Many recommendations overlap with and reinforce initiatives already in train, such as the expected MiFID 2 “Quick Fix”, or the broader ongoing MiFID 2 Review. In addition, the HLF resurrects some CMU 1.0 initiatives, for example around withholding tax and the harmonisation of corporate insolvency laws, and calls for the introduction of new ones, such as a regulatory framework for open finance.

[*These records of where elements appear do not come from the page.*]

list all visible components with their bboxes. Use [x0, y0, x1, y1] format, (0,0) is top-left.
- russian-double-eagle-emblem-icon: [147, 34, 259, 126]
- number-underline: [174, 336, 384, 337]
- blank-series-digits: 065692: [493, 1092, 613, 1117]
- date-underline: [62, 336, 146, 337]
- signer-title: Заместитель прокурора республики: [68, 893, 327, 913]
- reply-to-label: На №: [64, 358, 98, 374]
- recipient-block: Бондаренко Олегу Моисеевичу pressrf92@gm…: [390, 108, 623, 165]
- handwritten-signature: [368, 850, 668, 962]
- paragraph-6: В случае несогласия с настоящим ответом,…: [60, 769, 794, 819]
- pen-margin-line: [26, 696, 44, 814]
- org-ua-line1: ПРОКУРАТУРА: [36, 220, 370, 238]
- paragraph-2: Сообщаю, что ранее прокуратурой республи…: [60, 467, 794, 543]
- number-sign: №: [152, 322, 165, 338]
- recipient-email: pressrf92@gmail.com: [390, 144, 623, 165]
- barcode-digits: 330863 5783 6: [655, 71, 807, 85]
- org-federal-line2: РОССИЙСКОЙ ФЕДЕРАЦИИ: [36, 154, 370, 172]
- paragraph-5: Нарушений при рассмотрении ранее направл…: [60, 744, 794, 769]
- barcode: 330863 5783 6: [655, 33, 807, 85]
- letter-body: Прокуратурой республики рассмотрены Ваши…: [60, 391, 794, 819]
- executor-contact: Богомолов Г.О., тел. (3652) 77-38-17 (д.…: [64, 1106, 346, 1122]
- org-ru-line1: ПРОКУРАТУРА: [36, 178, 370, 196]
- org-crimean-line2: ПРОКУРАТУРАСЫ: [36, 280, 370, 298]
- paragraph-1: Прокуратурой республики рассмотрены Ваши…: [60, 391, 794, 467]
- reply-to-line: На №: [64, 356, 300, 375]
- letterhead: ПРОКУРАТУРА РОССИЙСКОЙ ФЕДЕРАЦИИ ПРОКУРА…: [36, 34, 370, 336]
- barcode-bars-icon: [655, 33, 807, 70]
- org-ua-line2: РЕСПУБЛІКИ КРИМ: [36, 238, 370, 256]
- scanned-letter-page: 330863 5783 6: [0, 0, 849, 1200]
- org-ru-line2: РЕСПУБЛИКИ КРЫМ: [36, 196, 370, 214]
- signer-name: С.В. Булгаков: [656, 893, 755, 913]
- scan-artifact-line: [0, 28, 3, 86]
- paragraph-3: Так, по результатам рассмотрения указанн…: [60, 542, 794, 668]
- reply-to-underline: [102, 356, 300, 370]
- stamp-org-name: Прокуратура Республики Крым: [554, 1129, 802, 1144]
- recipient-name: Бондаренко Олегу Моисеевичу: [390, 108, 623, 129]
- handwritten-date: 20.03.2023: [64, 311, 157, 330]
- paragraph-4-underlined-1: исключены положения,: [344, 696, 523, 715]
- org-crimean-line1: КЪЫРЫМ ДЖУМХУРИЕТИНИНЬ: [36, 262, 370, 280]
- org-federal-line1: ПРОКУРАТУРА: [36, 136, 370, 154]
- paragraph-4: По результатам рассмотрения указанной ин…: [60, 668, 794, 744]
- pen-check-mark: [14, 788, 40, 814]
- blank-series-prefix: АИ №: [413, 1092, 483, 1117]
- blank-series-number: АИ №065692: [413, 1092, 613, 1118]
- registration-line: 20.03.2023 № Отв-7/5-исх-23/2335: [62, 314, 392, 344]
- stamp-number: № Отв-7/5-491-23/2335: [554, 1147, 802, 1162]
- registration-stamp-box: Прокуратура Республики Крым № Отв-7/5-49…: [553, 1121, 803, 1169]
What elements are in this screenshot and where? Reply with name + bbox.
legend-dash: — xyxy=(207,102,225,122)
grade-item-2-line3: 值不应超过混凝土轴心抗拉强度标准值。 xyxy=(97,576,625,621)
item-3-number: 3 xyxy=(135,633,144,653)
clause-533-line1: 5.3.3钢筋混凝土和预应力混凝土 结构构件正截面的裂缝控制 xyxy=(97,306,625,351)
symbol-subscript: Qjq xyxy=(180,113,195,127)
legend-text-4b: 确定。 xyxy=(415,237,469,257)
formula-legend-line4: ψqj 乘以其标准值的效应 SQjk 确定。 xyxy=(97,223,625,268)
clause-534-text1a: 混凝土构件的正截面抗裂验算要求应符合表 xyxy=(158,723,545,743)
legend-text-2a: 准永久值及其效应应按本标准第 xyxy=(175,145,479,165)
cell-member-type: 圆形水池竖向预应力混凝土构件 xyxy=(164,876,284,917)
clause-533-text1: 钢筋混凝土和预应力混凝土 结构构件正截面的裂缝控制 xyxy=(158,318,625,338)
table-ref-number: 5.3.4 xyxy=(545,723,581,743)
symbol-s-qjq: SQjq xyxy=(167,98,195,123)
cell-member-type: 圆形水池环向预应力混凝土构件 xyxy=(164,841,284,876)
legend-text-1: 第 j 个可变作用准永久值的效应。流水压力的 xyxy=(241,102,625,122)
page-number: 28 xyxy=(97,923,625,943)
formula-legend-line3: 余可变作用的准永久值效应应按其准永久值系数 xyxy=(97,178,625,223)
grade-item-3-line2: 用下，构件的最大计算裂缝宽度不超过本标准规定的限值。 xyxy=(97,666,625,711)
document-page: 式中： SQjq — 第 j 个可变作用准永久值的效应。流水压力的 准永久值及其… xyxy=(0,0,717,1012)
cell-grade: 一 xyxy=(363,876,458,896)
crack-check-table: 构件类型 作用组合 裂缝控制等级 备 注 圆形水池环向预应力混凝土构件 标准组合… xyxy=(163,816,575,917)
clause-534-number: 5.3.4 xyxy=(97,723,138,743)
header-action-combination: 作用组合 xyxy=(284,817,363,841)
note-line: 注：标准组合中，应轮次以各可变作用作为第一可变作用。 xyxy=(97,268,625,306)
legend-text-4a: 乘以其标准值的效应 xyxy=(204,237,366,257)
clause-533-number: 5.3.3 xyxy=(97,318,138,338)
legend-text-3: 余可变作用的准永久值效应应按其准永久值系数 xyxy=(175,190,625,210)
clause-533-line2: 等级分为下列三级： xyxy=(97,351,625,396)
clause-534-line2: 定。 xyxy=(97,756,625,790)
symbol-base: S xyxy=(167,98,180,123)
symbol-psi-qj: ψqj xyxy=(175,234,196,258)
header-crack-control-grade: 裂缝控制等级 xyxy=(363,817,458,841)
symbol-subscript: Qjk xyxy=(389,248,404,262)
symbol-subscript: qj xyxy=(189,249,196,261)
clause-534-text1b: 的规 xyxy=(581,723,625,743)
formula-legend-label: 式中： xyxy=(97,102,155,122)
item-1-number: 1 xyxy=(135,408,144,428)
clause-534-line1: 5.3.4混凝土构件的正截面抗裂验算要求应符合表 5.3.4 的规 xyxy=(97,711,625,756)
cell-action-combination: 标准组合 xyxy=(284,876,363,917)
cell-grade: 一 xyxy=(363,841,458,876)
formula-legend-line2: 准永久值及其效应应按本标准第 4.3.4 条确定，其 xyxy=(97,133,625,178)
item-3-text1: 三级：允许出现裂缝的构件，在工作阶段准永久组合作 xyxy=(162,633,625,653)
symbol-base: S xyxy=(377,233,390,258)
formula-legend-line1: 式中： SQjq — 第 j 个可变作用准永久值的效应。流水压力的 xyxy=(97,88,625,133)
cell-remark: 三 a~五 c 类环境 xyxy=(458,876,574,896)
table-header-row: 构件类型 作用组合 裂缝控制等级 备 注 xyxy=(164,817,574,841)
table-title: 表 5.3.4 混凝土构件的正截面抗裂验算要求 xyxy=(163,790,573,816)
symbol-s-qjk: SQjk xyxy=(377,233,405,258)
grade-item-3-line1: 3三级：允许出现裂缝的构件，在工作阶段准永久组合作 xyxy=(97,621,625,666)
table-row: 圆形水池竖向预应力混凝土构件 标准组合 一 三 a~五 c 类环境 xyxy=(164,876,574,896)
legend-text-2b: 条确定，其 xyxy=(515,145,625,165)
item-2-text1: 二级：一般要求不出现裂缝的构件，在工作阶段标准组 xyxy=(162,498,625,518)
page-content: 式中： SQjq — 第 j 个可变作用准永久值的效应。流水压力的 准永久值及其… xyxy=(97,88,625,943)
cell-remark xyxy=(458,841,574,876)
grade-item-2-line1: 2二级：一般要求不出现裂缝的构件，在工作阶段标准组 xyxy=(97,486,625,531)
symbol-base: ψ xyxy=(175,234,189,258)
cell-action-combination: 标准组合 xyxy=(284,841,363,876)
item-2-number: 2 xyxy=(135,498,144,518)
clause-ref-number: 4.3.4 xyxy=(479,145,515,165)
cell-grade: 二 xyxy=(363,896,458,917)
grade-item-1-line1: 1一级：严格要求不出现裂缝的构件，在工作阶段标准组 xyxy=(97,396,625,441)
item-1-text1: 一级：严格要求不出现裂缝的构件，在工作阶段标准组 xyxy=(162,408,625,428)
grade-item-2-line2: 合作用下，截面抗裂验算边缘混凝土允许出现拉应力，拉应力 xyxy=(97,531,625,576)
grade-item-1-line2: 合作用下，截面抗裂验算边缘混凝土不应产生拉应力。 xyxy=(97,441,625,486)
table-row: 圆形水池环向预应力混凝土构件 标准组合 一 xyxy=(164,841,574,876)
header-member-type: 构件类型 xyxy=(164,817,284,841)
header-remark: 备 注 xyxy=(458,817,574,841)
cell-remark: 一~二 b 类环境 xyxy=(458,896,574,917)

The ball is now in the European Commission’s court – the next step is to determine how many of the HLF’s recommendations feature in its Action Plan. In some respects, the more far-reaching the legislative proposal, the more difficult it will be for it to make the rapid progress that is needed if it is to influence the post‑COVID 19 economic recovery. On the other hand, and more positively, as we have observed previously, the EU’s biggest institutional leaps forward and most pragmatic solutions for banking and capital markets have often been driven by its response to past crises. The scale of the economic and financial challenges that follow the COVID-19 pandemic may give the EU another such opportunity. Necessity is the mother of invention.


[i] The group was set up by the Commission in November 2019 as a practical response to the Council conclusions on deepening the CMU.